Darkness Retreat

Pallavi and I walked through the heavy rain to the darkness retreat (at the Rubin Museum on 17th) and were asked to sit in silent darkness for 40 minutes. Absolute pitch darkness—but not complete silence, for you could hear the hvac systems and the outside traffic ripping the standing water. I had not experienced darkness so total since I was thirteen years old, walking at night in the boreal forests of northern Minnesota, also in the pouring rain (it was as if the rain was made out of darkness).

Sitting still in the dark of the auditorium my body began to distort, my head lifting off and pulling away to a great distance from my torso, my hands turned large and upside down and backwards, all knuckle, my legs phased from being to non-being. Violet Rorschach bats flew before my eyes, dwindling into points of light. Time sped up. I banged a table with my hand (on accident) and several persons gasped in alarm. The lights came on; our forty minutes had passed. I was embarrassed for my noise but only for a moment; distraction in meditation sharpens the will to zero.

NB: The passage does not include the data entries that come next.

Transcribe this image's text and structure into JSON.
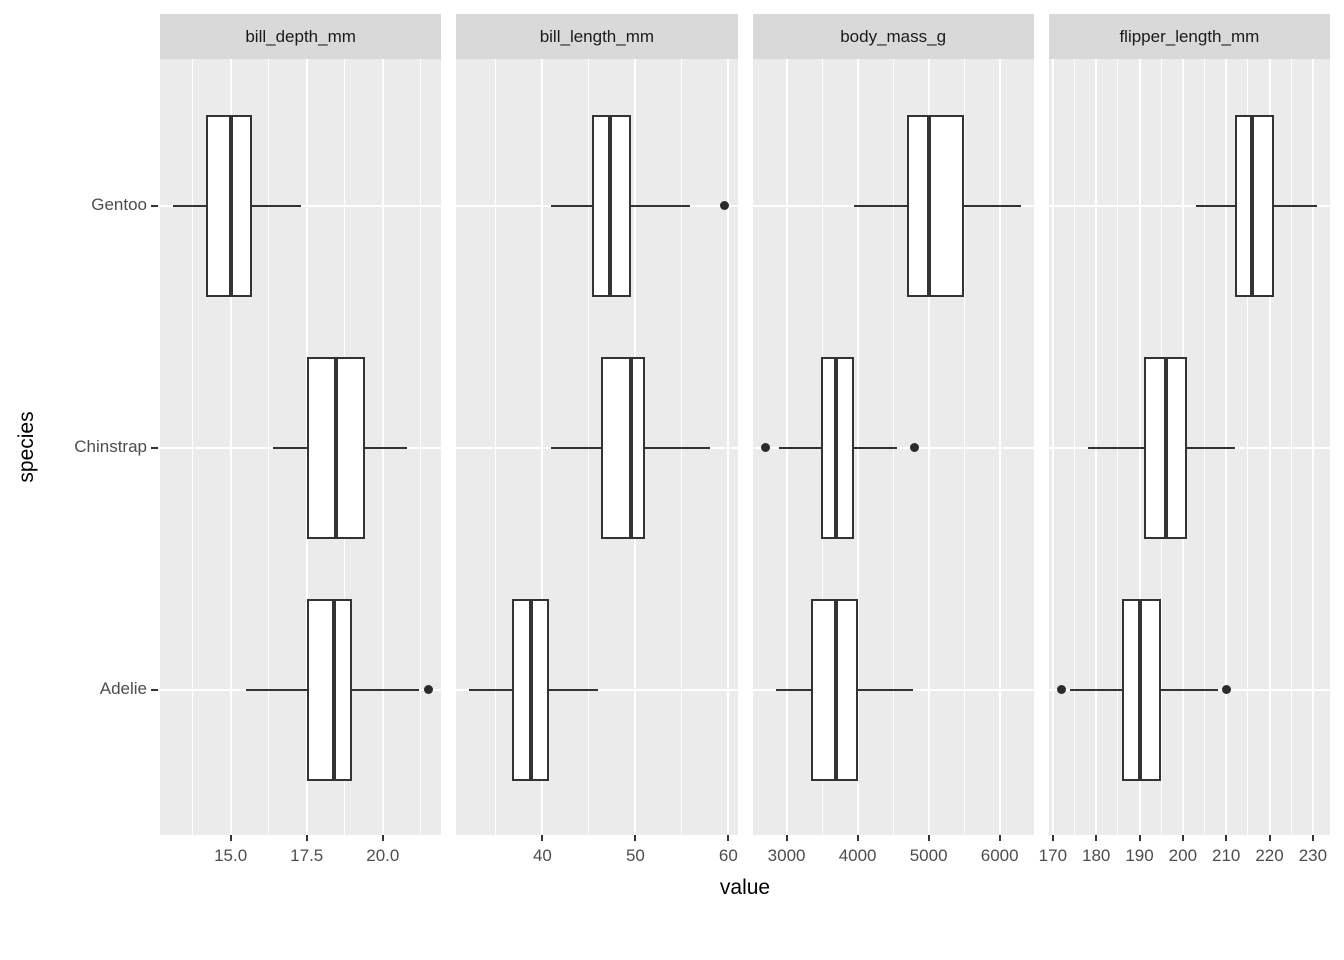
{
  "chart_data": {
    "type": "boxplot",
    "orientation": "horizontal",
    "title": "",
    "xlabel": "value",
    "ylabel": "species",
    "legend": "none",
    "grid": "major-and-minor-white-on-grey-panel",
    "categories": [
      "Gentoo",
      "Chinstrap",
      "Adelie"
    ],
    "facets": [
      {
        "label": "bill_depth_mm",
        "xlim": [
          12.68,
          21.92
        ],
        "x_major_ticks": [
          15.0,
          17.5,
          20.0
        ],
        "x_tick_labels": [
          "15.0",
          "17.5",
          "20.0"
        ],
        "x_minor_ticks": [
          13.75,
          16.25,
          18.75,
          21.25
        ],
        "boxes": [
          {
            "species": "Gentoo",
            "whisker_low": 13.1,
            "q1": 14.2,
            "median": 15.0,
            "q3": 15.7,
            "whisker_high": 17.3,
            "outliers": []
          },
          {
            "species": "Chinstrap",
            "whisker_low": 16.4,
            "q1": 17.5,
            "median": 18.45,
            "q3": 19.4,
            "whisker_high": 20.8,
            "outliers": []
          },
          {
            "species": "Adelie",
            "whisker_low": 15.5,
            "q1": 17.5,
            "median": 18.4,
            "q3": 19.0,
            "whisker_high": 21.2,
            "outliers": [
              21.5
            ]
          }
        ]
      },
      {
        "label": "bill_length_mm",
        "xlim": [
          30.73,
          60.98
        ],
        "x_major_ticks": [
          40,
          50,
          60
        ],
        "x_tick_labels": [
          "40",
          "50",
          "60"
        ],
        "x_minor_ticks": [
          35,
          45,
          55
        ],
        "boxes": [
          {
            "species": "Gentoo",
            "whisker_low": 40.9,
            "q1": 45.3,
            "median": 47.3,
            "q3": 49.55,
            "whisker_high": 55.9,
            "outliers": [
              59.6
            ]
          },
          {
            "species": "Chinstrap",
            "whisker_low": 40.9,
            "q1": 46.35,
            "median": 49.55,
            "q3": 51.08,
            "whisker_high": 58.0,
            "outliers": []
          },
          {
            "species": "Adelie",
            "whisker_low": 32.1,
            "q1": 36.75,
            "median": 38.8,
            "q3": 40.75,
            "whisker_high": 46.0,
            "outliers": []
          }
        ]
      },
      {
        "label": "body_mass_g",
        "xlim": [
          2520,
          6480
        ],
        "x_major_ticks": [
          3000,
          4000,
          5000,
          6000
        ],
        "x_tick_labels": [
          "3000",
          "4000",
          "5000",
          "6000"
        ],
        "x_minor_ticks": [
          3500,
          4500,
          5500
        ],
        "boxes": [
          {
            "species": "Gentoo",
            "whisker_low": 3950,
            "q1": 4700,
            "median": 5000,
            "q3": 5500,
            "whisker_high": 6300,
            "outliers": []
          },
          {
            "species": "Chinstrap",
            "whisker_low": 2900,
            "q1": 3487.5,
            "median": 3700,
            "q3": 3950,
            "whisker_high": 4550,
            "outliers": [
              2700,
              4800
            ]
          },
          {
            "species": "Adelie",
            "whisker_low": 2850,
            "q1": 3350,
            "median": 3700,
            "q3": 4000,
            "whisker_high": 4775,
            "outliers": []
          }
        ]
      },
      {
        "label": "flipper_length_mm",
        "xlim": [
          169.05,
          233.95
        ],
        "x_major_ticks": [
          170,
          180,
          190,
          200,
          210,
          220,
          230
        ],
        "x_tick_labels": [
          "170",
          "180",
          "190",
          "200",
          "210",
          "220",
          "230"
        ],
        "x_minor_ticks": [
          175,
          185,
          195,
          205,
          215,
          225
        ],
        "boxes": [
          {
            "species": "Gentoo",
            "whisker_low": 203,
            "q1": 212,
            "median": 216,
            "q3": 221,
            "whisker_high": 231,
            "outliers": []
          },
          {
            "species": "Chinstrap",
            "whisker_low": 178,
            "q1": 191,
            "median": 196,
            "q3": 201,
            "whisker_high": 212,
            "outliers": []
          },
          {
            "species": "Adelie",
            "whisker_low": 174,
            "q1": 186,
            "median": 190,
            "q3": 195,
            "whisker_high": 208,
            "outliers": [
              172,
              210
            ]
          }
        ]
      }
    ],
    "style": {
      "panel_bg": "#EBEBEB",
      "strip_bg": "#D9D9D9",
      "strip_text": "#1A1A1A",
      "grid_color": "#FFFFFF",
      "box_fill": "#FFFFFF",
      "box_border": "#333333",
      "outlier_color": "#2B2B2B",
      "tick_mark_color": "#333333",
      "axis_text_color": "#4D4D4D",
      "axis_title_color": "#000000",
      "figure_bg": "#FFFFFF"
    }
  }
}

A peculiar practice of Tibetan Buddhism is to live in silent, solitary darkness for 49 days. (Our guide at the Rubin that day, a Mr. Bujdoss, had done this trip, not once but twice. He said that by day five he thought he had died). This ascetic practice is meant to simulate the bardo realm: that realm between dying and rebirth, where the soul wanders in a psychical labyrinth for 49 days and meets demons and deities, tests and peril—it is possible, depending on your karma, that your soul may be dragged into hell. The Tibetan Book of the Dead (14th c) functions as a kind of Lonely Planet guide to this realm of the dead, meant to be recited by a priest to the corpse of the recently deceased leading them through the labyrinth.

And yet the Book of the Dead may be just as useful in the simulated bardo of the darkness retreat for it does not take many days of prolonged darkness until the mind enters a vivid waking dream filled with all manner of visions and terrors and wandering entities. Allegedly this state is due to the body’s slow release of 5-MeO-DMT and N,N-Dimethyltryptamine: DMT—an endogenous compound integral to consciousness, but that is also the base substance in Ayahuasca. DMT Space (that can be visited by smoking DMT—I’ve been there) is likewise an exceedingly weird realm of impossible vividness—that the mind nevertheless accepts as real—and that is inhabited by mysterious entities—the machine elves of McKenna lore. This “fairy realm” is not exactly a nice place to visit (as my friend Mark likes to say, “we are not in people land any more”); like the bardo realm, it is possible that your mind can be dragged into hell (psychosis).

While I can only speculate, it seems clear—to this reader anyhow—that these three realms: the Bardo realm (as described in reports of near-death experience), the simulated bardo dreamspace of the darkness retreat, and the fairy-realm accessed by DMT, are all one and the same space.